1. Eigene Ziele setzen. Wann erachtet man selbst die Teilnahme am MOOC als “erfolgreich”?

2. Selbstdefinition. Wer bin ich, was interessiert mich, wo findet man mich (Nutzernamen für diverse social media tools)?

3. Zeitmanagement. Wieviel Zeit kann ich täglich erübrigen? (Ein MOOC saugt einen gerne auf wie Muttis Kobold von Vorwerk…)

4. Netzwerken. Wer ist noch unterwegs? Das Interessante ist: bei aller Selbstbestimmung ist genau dies der kritische Punkt am MOOCen…

5. Wissensorganisation. Wie gesagt: es droht der Information Overload. Was sind meine Strategien und Werkzeuge, um dem Herr zu werden? Finde ich persönlich einen sehr interessanten Punkt. George Siemens Beispiel findet sich hier.

6. Beitragen und teilen. Bloggen, twittern, audiobooen, youtuben, mindmeistern,  diigoen, wikien, flickrn, etherpaden, facebooken, g+en, hangouten, stumbleuponen, ustreamen,  scribden, slidesharen, googlegroupsen – you name it, you do it. Im MOOC werden sich Leute mit unterschiedlicher Erfahrung als autonome Lerner einfinden. Einige betreiben das seit Jahren, andere werden gerade erst damit anfangen. Jeder teilt das, was er gerade hat, jeder bringt sich dort ein, wo er gerade steht und er wird in den meisten Fällen feststellen, dass, wo es einem gefällt, sich alsbald auch andere einfinden.

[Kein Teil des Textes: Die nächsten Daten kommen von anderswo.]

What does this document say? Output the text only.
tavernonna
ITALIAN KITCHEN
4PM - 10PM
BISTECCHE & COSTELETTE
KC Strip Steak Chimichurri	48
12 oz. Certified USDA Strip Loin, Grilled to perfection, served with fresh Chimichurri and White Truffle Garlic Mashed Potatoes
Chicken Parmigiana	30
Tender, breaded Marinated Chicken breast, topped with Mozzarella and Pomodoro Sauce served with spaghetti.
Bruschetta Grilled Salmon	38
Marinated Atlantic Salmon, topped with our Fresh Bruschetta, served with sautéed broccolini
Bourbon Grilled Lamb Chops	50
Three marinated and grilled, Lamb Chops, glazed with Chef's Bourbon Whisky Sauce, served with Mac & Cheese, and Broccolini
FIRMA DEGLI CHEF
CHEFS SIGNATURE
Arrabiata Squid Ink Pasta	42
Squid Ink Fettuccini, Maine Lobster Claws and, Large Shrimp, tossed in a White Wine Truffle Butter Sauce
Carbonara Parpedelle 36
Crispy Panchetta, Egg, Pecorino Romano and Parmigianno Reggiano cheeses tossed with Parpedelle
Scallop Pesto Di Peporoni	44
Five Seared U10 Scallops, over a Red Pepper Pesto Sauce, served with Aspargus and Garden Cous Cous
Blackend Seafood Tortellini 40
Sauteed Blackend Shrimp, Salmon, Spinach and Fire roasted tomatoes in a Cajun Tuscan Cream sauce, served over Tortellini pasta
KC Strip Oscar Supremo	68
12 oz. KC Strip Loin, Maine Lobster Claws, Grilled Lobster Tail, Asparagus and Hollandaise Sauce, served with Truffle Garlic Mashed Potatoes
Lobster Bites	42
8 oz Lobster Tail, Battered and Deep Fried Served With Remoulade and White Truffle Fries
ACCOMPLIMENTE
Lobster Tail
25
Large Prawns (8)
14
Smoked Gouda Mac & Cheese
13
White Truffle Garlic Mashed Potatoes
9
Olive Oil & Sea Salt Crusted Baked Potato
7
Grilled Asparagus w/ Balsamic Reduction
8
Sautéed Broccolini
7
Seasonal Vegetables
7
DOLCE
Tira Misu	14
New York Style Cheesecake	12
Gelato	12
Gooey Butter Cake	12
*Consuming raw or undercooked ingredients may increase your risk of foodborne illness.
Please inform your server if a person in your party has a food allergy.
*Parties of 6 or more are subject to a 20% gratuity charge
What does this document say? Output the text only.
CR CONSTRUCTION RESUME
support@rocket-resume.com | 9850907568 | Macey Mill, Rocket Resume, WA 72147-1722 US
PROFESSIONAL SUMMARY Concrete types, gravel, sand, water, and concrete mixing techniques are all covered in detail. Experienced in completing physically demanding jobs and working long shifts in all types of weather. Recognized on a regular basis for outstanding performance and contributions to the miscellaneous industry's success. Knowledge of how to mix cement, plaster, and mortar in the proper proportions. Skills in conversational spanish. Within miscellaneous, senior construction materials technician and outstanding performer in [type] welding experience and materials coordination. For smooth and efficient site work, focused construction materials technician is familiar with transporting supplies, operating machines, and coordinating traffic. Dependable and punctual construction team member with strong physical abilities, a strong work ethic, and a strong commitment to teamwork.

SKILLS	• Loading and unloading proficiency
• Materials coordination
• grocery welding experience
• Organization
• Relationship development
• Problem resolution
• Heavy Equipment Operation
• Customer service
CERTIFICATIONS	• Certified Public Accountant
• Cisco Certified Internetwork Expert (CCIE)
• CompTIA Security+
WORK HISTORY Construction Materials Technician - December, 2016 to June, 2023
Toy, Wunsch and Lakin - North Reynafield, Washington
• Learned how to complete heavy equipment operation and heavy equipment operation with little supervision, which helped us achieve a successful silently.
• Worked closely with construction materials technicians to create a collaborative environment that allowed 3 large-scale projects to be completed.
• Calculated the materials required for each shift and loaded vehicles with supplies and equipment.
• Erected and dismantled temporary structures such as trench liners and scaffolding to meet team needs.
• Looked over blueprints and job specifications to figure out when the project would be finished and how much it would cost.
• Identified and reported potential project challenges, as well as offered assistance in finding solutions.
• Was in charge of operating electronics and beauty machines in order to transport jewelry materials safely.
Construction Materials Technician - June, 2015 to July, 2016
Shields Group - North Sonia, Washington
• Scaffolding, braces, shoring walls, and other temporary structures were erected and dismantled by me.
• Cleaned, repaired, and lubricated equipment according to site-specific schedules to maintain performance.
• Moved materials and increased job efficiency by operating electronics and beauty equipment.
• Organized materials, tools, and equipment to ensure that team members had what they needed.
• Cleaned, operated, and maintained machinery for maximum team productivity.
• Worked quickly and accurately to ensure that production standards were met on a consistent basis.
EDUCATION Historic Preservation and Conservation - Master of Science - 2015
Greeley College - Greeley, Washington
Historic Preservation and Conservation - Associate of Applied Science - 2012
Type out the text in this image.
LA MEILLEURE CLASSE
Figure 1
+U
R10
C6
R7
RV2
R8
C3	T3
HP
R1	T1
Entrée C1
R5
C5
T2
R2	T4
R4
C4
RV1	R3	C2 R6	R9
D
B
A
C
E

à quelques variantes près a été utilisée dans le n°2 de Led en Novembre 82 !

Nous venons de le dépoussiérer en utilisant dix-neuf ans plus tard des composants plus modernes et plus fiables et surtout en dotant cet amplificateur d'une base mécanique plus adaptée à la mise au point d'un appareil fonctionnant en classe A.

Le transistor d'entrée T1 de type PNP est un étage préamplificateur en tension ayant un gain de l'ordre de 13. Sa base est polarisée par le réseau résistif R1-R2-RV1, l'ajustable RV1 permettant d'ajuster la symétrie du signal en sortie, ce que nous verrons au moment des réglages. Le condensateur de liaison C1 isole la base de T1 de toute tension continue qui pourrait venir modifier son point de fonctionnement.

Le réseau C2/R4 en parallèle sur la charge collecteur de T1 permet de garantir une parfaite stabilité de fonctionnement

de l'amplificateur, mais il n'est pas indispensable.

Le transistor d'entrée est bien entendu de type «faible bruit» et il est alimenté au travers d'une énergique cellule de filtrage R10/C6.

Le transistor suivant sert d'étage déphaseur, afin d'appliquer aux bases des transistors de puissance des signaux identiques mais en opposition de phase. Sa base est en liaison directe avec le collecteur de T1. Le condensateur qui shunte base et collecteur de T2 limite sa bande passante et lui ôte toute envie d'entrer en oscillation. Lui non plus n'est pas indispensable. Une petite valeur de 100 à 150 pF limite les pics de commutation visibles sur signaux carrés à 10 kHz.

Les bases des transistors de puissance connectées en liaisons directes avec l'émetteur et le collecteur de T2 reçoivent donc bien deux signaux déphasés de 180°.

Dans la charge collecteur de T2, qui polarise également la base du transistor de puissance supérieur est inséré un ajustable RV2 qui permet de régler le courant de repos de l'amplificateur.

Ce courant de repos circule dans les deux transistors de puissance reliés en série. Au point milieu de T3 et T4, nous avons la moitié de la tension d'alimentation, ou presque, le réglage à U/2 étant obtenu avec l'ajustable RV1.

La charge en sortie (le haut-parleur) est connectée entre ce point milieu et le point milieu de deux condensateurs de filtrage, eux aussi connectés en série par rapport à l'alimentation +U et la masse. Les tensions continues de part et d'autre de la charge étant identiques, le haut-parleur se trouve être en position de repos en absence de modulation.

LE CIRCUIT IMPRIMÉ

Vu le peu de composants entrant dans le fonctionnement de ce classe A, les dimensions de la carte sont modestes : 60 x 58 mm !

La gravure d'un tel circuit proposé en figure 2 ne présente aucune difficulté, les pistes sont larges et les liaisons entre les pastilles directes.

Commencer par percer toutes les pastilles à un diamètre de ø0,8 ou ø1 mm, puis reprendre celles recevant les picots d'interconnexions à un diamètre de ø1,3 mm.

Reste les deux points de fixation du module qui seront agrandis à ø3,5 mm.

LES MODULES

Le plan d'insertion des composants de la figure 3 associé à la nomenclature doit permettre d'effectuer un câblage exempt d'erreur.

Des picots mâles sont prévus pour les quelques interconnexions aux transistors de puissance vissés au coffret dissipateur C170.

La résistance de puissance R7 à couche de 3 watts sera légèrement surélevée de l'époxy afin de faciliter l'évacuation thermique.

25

7. Fehlendes ergänzen. Deren MOOC ist dein MOOC.

8. Erwartungshaltung überdenken. It’s not size that matters. Gerade George Siemens weiß, wovon er spricht und einigen Lesern werden auch die Erfahrungen von Christian Spannagel bestens bekannt sein. Der Punkt ist: man braucht kein großes Netzwerk, man braucht ein funktionierendes Netzwerk. Man braucht nicht viele Kommentare zu einem Beitrag, man braucht gute Kommentare. Bis zum Gefühl der inneren Taubheit Facebook-Freunde adden war gestern. Heute sind wir schlauer und ab heute wird gelernt.

9. Ausdauer. Der Prüfstein soll sein: drei Monate lang täglich twittern, ein Blog-Post pro Woche (die nehmen um einiges mehr Zeit in Anspruch als ein Tweet oder ein Beitrag auf G+…) und drei Kommentare zu Blogbeiträgen anderer. Und das drei Monate lang ernst nehmen. Wir werden ja sehen, was dabei raus kommt.

Literatur:
Bräuer, Gerd (Hg.) (2009): Scriptorium. Ways of interacting with Writers and readers ; a professional development program . 1. Aufl. Freiburg, Br: Fillibach-Verl.